Arbor Terrace
Terrace Renovations
By the late 1940's Beatrix Farrand had distanced herself from design responsibilities at Dumbarton Oaks due to her failing health. In 1945 Farrand recommended Robert Patterson, a landscape architect and engineer from Bar Harbor, ME, serve as her surrogate at Dumbarton Oaks. While Farrand remained at her home in Bar Harbor, ME, Patterson would visit Georgetown and report back on the garden's condition. It was Patterson who in 1949, according to the Cultural Landscape Report, recognized the need for repairs on the Wisteria Arbor. Additional renovations for the Herb Garden were also considered; the collected correspondence of Ruth Havey and Mildred Bliss shows that in 1949 the two had planned to discuss a new panel for the wall of the arbor terrace to replace the southern lotus panel, as well as the substitution of a rectangular panel for Dante's inscription on the southern wall of the arbor. Additional letters also show that Havey began work on a larger garden renovation in the winter of 1949 when she mentions the paving of the herb garden and the addition of a central sundial (although a sun dial appears intermittently in Farrand’s letters from 1941-1945.

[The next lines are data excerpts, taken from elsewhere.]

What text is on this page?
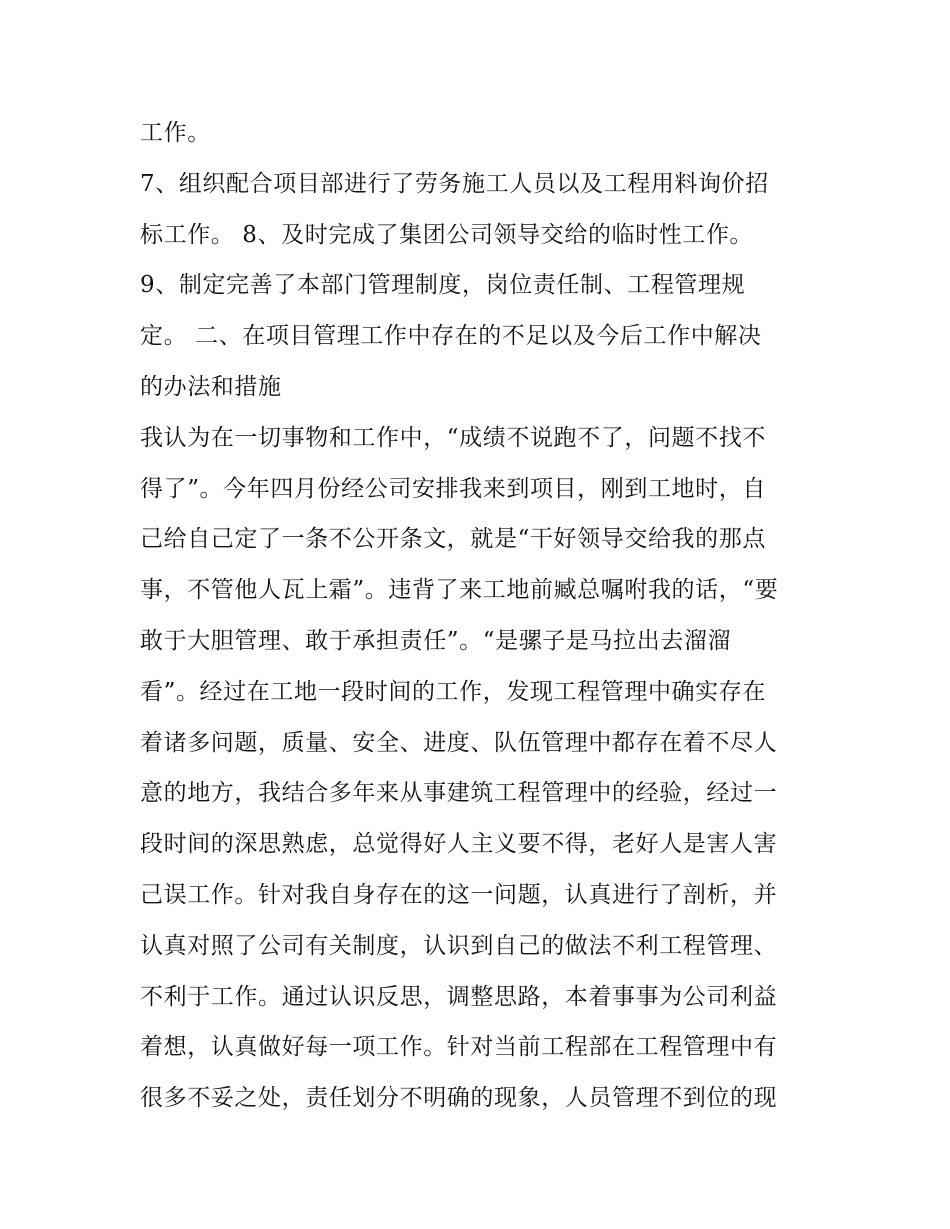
工作。
7、组织配合项目部进行了劳务施工人员以及工程用料询价招
标工作。 8、及时完成了集团公司领导交给的临时性工作。
9、制定完善了本部门管理制度，岗位责任制、工程管理规
定。 二、在项目管理工作中存在的不足以及今后工作中解决
的办法和措施
我认为在一切事物和工作中，“成绩不说跑不了，问题不找不
得了”。今年四月份经公司安排我来到项目，刚到工地时，自
己给自己定了一条不公开条文，就是“干好领导交给我的那点
事，不管他人瓦上霜”。违背了来工地前臧总嘱咐我的话，“要
敢于大胆管理、敢于承担责任”。“是骡子是马拉出去溜溜
看”。经过在工地一段时间的工作，发现工程管理中确实存在
着诸多问题，质量、安全、进度、队伍管理中都存在着不尽人
意的地方，我结合多年来从事建筑工程管理中的经验，经过一
段时间的深思熟虑，总觉得好人主义要不得，老好人是害人害
己误工作。针对我自身存在的这一问题，认真进行了剖析，并
认真对照了公司有关制度，认识到自己的做法不利工程管理、
不利于工作。通过认识反思，调整思路，本着事事为公司利益
着想，认真做好每一项工作。针对当前工程部在工程管理中有
很多不妥之处，责任划分不明确的现象，人员管理不到位的现
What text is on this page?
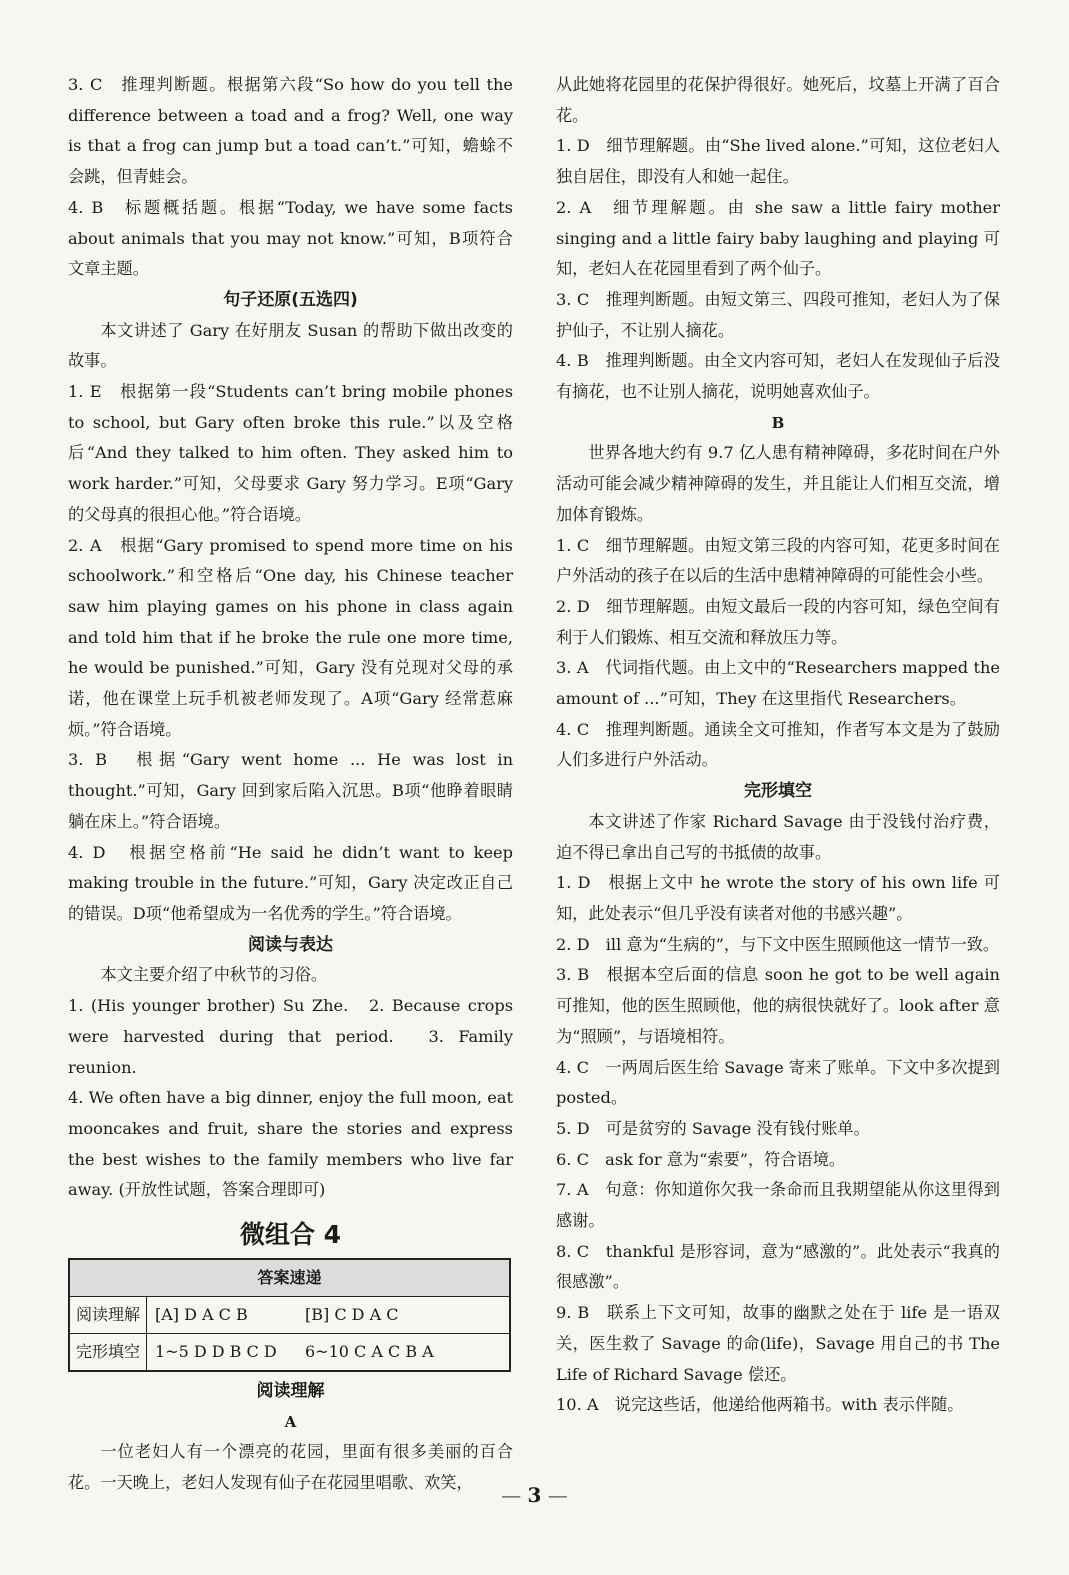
3. C　推理判断题。根据第六段“So how do you tell the difference between a toad and a frog? Well, one way is that a frog can jump but a toad can’t.”可知，蟾蜍不会跳，但青蛙会。

4. B　标题概括题。根据“Today, we have some facts about animals that you may not know.”可知，B项符合文章主题。

句子还原(五选四)

本文讲述了 Gary 在好朋友 Susan 的帮助下做出改变的故事。

1. E　根据第一段“Students can’t bring mobile phones to school, but Gary often broke this rule.”以及空格后“And they talked to him often. They asked him to work harder.”可知，父母要求 Gary 努力学习。E项“Gary 的父母真的很担心他。”符合语境。

2. A　根据“Gary promised to spend more time on his schoolwork.”和空格后“One day, his Chinese teacher saw him playing games on his phone in class again and told him that if he broke the rule one more time, he would be punished.”可知，Gary 没有兑现对父母的承诺，他在课堂上玩手机被老师发现了。A项“Gary 经常惹麻烦。”符合语境。

3. B　根据“Gary went home ... He was lost in thought.”可知，Gary 回到家后陷入沉思。B项“他睁着眼睛躺在床上。”符合语境。

4. D　根据空格前“He said he didn’t want to keep making trouble in the future.”可知，Gary 决定改正自己的错误。D项“他希望成为一名优秀的学生。”符合语境。

阅读与表达

本文主要介绍了中秋节的习俗。

1. (His younger brother) Su Zhe.　2. Because crops were harvested during that period.　3. Family reunion.

4. We often have a big dinner, enjoy the full moon, eat mooncakes and fruit, share the stories and express the best wishes to the family members who live far away. (开放性试题，答案合理即可)

微组合 4

答案速递	
阅读理解	[A] D A C B [B] C D A C
完形填空	1~5 D D B C D 6~10 C A C B A

阅读理解

A

一位老妇人有一个漂亮的花园，里面有很多美丽的百合花。一天晚上，老妇人发现有仙子在花园里唱歌、欢笑，

从此她将花园里的花保护得很好。她死后，坟墓上开满了百合花。

1. D　细节理解题。由“She lived alone.”可知，这位老妇人独自居住，即没有人和她一起住。

2. A　细节理解题。由 she saw a little fairy mother singing and a little fairy baby laughing and playing 可知，老妇人在花园里看到了两个仙子。

3. C　推理判断题。由短文第三、四段可推知，老妇人为了保护仙子，不让别人摘花。

4. B　推理判断题。由全文内容可知，老妇人在发现仙子后没有摘花，也不让别人摘花，说明她喜欢仙子。

B

世界各地大约有 9.7 亿人患有精神障碍，多花时间在户外活动可能会减少精神障碍的发生，并且能让人们相互交流，增加体育锻炼。

1. C　细节理解题。由短文第三段的内容可知，花更多时间在户外活动的孩子在以后的生活中患精神障碍的可能性会小些。

2. D　细节理解题。由短文最后一段的内容可知，绿色空间有利于人们锻炼、相互交流和释放压力等。

3. A　代词指代题。由上文中的“Researchers mapped the amount of ...”可知，They 在这里指代 Researchers。

4. C　推理判断题。通读全文可推知，作者写本文是为了鼓励人们多进行户外活动。

完形填空

本文讲述了作家 Richard Savage 由于没钱付治疗费，迫不得已拿出自己写的书抵债的故事。

1. D　根据上文中 he wrote the story of his own life 可知，此处表示“但几乎没有读者对他的书感兴趣”。

2. D　ill 意为“生病的”，与下文中医生照顾他这一情节一致。

3. B　根据本空后面的信息 soon he got to be well again 可推知，他的医生照顾他，他的病很快就好了。look after 意为“照顾”，与语境相符。

4. C　一两周后医生给 Savage 寄来了账单。下文中多次提到 posted。

5. D　可是贫穷的 Savage 没有钱付账单。

6. C　ask for 意为“索要”，符合语境。

7. A　句意：你知道你欠我一条命而且我期望能从你这里得到感谢。

8. C　thankful 是形容词，意为“感激的”。此处表示“我真的很感激”。

9. B　联系上下文可知，故事的幽默之处在于 life 是一语双关，医生救了 Savage 的命(life)，Savage 用自己的书 The Life of Richard Savage 偿还。

10. A　说完这些话，他递给他两箱书。with 表示伴随。

— 3 —
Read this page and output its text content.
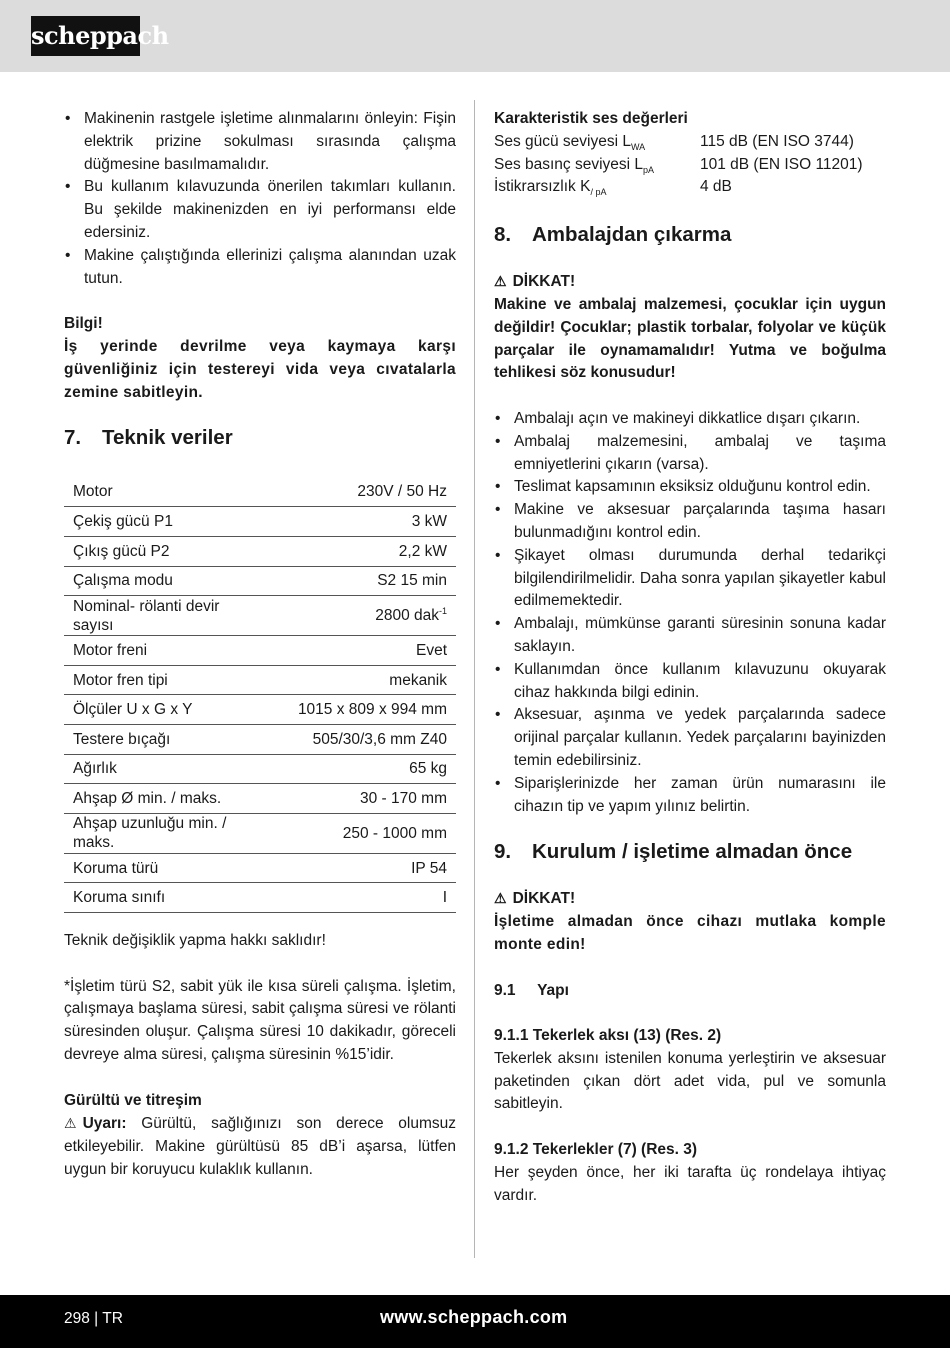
scheppach
• Makinenin rastgele işletime alınmalarını önleyin: Fişin elektrik prizine sokulması sırasında çalışma düğmesine basılmamalıdır.
• Bu kullanım kılavuzunda önerilen takımları kullanın. Bu şekilde makinenizden en iyi performansı elde edersiniz.
• Makine çalıştığında ellerinizi çalışma alanından uzak tutun.
Bilgi!
İş yerinde devrilme veya kaymaya karşı güvenliğiniz için testereyi vida veya cıvatalarla zemine sabitleyin.
7. Teknik veriler
Motor	230V / 50 Hz
Çekiş gücü P1	3 kW
Çıkış gücü P2	2,2 kW
Çalışma modu	S2 15 min
Nominal- rölanti devir sayısı	2800 dak$^{-1}$
Motor freni	Evet
Motor fren tipi	mekanik
Ölçüler U x G x Y	1015 x 809 x 994 mm
Testere bıçağı	505/30/3,6 mm Z40
Ağırlık	65 kg
Ahşap Ø min. / maks.	30 - 170 mm
Ahşap uzunluğu min. / maks.	250 - 1000 mm
Koruma türü	IP 54
Koruma sınıfı	I
Teknik değişiklik yapma hakkı saklıdır!
*İşletim türü S2, sabit yük ile kısa süreli çalışma. İşletim, çalışmaya başlama süresi, sabit çalışma süresi ve rölanti süresinden oluşur. Çalışma süresi 10 dakikadır, göreceli devreye alma süresi, çalışma süresinin %15’idir.
Gürültü ve titreşim
⚠ Uyarı: Gürültü, sağlığınızı son derece olumsuz etkileyebilir. Makine gürültüsü 85 dB’i aşarsa, lütfen uygun bir koruyucu kulaklık kullanın.
Karakteristik ses değerleri
Ses gücü seviyesi $L_{WA}$	115 dB (EN ISO 3744)
Ses basınç seviyesi $L_{pA}$	101 dB (EN ISO 11201)
İstikrarsızlık $K_{/ pA}$	4 dB
8. Ambalajdan çıkarma
⚠ DİKKAT!
Makine ve ambalaj malzemesi, çocuklar için uygun değildir! Çocuklar; plastik torbalar, folyolar ve küçük parçalar ile oynamamalıdır! Yutma ve boğulma tehlikesi söz konusudur!
• Ambalajı açın ve makineyi dikkatlice dışarı çıkarın.
• Ambalaj malzemesini, ambalaj ve taşıma emniyetlerini çıkarın (varsa).
• Teslimat kapsamının eksiksiz olduğunu kontrol edin.
• Makine ve aksesuar parçalarında taşıma hasarı bulunmadığını kontrol edin.
• Şikayet olması durumunda derhal tedarikçi bilgilendirilmelidir. Daha sonra yapılan şikayetler kabul edilmemektedir.
• Ambalajı, mümkünse garanti süresinin sonuna kadar saklayın.
• Kullanımdan önce kullanım kılavuzunu okuyarak cihaz hakkında bilgi edinin.
• Aksesuar, aşınma ve yedek parçalarında sadece orijinal parçalar kullanın. Yedek parçalarını bayinizden temin edebilirsiniz.
• Siparişlerinizde her zaman ürün numarasını ile cihazın tip ve yapım yılınız belirtin.
9. Kurulum / işletime almadan önce
⚠ DİKKAT!
İşletime almadan önce cihazı mutlaka komple monte edin!
9.1     Yapı
9.1.1 Tekerlek aksı (13) (Res. 2)
Tekerlek aksını istenilen konuma yerleştirin ve aksesuar paketinden çıkan dört adet vida, pul ve somunla sabitleyin.
9.1.2 Tekerlekler (7) (Res. 3)
Her şeyden önce, her iki tarafta üç rondelaya ihtiyaç vardır.
298 | TR	www.scheppach.com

On July 17, 1949 Ruth Havey writes to Mildred Bliss:
"Having brought this to a state where a conference is the next step I will now turn to some of the other things on the agenda on which some work has been done. I wish Ralph would send me the dimensions of the arbor garden and the parking space. The more I visualize a largish sundial of some sort on the ground in the arbor garden and the rest of the space gravel or paving---and the more I like the picture. Did I remember to tell you I am enjoying working with you?"
In December, 1954, Havey oversaw the reconstruction of the arbor; a complete renovation of the Herb Garden took place a year later in 1955. To resist rotting, the arbor was built with Florida Cypress instead of Oak. Havey, now the proprietor of her own firm in New York City, completed numerous Dumbarton Oaks renovations and additions for Mildred Bliss, including the iron and gold-leafed gates along R Street and the Pebble Garden.
Havey’s 1954 Pot Garden design revolved around a low pool, which would be outlined in Rococo-styled scrolls constructed from Doria stone. As the plan above indicates, Havey initially designed a number of intersecting straps and a lead figure inside the pool. The water feature and other flourishes, however, were streamlined in favor of a more simplified design, and the stone coping built from Tennesee Crab-Orchard stone.